Like I said, I felt sadder at his passing than that of the previous one-trick ponies.
And I agree: he wanted to sing rather than act. Anyone who knows and loves opera knows how “that fine Italic hand (and voice!)” is crucial to the form’s beauty and passion.
Liotta, Caan and Sirica couldn’t probably even spell o-p-e-r-a if they did it together.
Indeed, there are not too many movies about Jewish gangsters. My understanding is that Sergio Leone’s Once Upon a time in America is not popular here in the U.S. and I do not think it is broadcasted that often on cable TV.
Sorvino acted also in Mambo Italiano where Southern-Italian immigrant parents are shown as narrow-minded and anti-gay. Another false stereotype like many others.
Are there narrow-minded Italian parents? Sure, just like any other ethnicity.
Once Upon a Time in America was sliced to ribbons when it was released in 1984. Too long, the producers said. It was dumped and promptly failed in the U.S.
In 1960, there was a film made about Detroit’s infamous Purple Gang, whom Elvis mentions in his famous “Jailhouse Rock” song. This gang was so notorious that even Al Capone cut a deal with them rather than fight them over beer distribution rights.

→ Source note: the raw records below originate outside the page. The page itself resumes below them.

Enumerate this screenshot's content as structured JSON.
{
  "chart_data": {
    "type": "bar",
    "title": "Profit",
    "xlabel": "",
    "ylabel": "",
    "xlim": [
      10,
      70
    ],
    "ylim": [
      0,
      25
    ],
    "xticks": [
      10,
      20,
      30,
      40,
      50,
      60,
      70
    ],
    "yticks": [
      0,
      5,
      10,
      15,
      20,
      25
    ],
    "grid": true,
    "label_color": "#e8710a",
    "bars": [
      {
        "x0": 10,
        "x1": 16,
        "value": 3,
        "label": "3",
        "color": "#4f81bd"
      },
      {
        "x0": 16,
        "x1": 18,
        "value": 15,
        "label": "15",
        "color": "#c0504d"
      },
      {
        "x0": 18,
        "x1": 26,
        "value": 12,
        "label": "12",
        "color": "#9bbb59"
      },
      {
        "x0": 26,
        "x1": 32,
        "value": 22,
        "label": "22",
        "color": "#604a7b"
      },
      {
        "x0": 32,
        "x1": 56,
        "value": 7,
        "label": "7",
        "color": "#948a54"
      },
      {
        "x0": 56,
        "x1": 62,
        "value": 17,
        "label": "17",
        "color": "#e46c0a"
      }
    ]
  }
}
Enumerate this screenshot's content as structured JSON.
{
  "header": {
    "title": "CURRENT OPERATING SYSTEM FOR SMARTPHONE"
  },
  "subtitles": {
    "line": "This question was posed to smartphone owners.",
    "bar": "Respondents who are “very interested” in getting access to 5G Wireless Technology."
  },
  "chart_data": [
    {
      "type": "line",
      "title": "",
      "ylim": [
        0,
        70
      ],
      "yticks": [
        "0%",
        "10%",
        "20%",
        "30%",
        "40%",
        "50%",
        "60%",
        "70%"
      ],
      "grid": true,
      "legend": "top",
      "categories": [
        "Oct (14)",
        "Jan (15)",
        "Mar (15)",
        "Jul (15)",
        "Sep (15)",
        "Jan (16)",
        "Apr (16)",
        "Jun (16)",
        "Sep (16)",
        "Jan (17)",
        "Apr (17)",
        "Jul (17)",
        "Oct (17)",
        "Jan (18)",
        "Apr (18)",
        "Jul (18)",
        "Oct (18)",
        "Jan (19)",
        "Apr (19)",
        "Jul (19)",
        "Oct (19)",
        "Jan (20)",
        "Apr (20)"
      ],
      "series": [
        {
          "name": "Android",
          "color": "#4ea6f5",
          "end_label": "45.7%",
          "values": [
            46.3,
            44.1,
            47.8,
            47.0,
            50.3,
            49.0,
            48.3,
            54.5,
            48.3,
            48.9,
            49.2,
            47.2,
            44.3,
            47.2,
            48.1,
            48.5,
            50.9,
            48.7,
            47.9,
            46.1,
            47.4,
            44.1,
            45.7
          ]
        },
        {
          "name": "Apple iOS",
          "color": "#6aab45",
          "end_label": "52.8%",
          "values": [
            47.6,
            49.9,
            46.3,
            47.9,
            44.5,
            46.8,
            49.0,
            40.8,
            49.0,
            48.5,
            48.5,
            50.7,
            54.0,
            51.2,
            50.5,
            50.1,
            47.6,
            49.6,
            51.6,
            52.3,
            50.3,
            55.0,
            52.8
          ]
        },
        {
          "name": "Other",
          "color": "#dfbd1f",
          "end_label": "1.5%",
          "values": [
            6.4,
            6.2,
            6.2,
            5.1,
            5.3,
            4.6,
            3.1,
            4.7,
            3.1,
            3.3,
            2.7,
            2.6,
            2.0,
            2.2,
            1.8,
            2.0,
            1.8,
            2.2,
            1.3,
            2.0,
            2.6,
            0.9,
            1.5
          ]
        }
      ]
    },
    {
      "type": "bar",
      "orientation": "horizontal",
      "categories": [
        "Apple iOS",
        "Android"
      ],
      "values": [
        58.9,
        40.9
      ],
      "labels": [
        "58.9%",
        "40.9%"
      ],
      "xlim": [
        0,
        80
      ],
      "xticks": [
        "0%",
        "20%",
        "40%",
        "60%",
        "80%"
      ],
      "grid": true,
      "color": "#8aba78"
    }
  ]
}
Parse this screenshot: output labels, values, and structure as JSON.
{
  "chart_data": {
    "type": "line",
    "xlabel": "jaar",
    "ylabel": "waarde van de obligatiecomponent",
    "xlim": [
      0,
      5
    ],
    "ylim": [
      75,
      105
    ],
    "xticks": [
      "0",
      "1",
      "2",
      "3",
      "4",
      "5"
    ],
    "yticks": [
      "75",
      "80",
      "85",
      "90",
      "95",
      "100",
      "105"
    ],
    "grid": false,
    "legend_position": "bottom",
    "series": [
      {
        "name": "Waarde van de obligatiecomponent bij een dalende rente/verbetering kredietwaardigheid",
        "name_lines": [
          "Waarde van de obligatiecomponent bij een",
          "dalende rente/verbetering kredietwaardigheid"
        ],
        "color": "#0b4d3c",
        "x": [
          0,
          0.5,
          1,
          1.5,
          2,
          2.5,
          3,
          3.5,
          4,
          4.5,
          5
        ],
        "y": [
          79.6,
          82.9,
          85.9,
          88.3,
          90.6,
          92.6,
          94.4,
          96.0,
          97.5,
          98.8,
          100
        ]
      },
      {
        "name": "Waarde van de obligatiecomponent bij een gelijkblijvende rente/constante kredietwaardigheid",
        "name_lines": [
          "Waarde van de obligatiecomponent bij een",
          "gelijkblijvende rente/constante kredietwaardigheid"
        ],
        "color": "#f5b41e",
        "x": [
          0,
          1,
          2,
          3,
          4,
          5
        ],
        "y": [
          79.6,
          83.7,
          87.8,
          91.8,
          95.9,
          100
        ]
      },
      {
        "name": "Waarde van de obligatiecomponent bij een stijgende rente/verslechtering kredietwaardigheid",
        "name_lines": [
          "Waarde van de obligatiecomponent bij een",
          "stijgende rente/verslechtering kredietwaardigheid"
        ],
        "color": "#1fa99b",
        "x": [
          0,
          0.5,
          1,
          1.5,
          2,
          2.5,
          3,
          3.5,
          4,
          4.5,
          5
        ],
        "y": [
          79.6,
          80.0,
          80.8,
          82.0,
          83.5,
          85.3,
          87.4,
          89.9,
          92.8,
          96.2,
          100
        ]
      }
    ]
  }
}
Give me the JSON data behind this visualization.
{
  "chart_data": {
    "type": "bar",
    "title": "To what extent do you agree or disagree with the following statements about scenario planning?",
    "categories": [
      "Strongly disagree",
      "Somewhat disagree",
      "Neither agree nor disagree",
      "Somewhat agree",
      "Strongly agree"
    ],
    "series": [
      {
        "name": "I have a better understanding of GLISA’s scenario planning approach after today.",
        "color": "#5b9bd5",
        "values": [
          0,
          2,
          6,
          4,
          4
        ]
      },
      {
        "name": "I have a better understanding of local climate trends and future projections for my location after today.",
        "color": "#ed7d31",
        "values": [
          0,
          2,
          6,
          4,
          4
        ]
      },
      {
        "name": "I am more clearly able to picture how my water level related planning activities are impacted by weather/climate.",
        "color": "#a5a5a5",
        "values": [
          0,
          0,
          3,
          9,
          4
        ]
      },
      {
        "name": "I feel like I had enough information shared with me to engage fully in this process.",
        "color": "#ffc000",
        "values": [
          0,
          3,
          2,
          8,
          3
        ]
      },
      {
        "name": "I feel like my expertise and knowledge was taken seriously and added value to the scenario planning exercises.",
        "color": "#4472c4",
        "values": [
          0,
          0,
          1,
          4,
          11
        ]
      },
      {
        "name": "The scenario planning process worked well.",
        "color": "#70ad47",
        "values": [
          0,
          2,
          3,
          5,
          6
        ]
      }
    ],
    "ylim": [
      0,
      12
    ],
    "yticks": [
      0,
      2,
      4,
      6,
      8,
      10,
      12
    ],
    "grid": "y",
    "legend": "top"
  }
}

In the finished version, their ethnicity was erased. The main actor, though, was Robert Blake (born Michael Gubitosi), so audiences still got that “Italian” whiff.
Hollyweird, indeed!
As for Italians and gays, look up the history of Greenwich Village. The neighborhood was still very Italian when gays made it their home-away-from-home in the 1950s.
Numerous accounts by writers and poets, among them the gay African American author James Baldwin, report how kindly the Italians treated them. Yes, like family.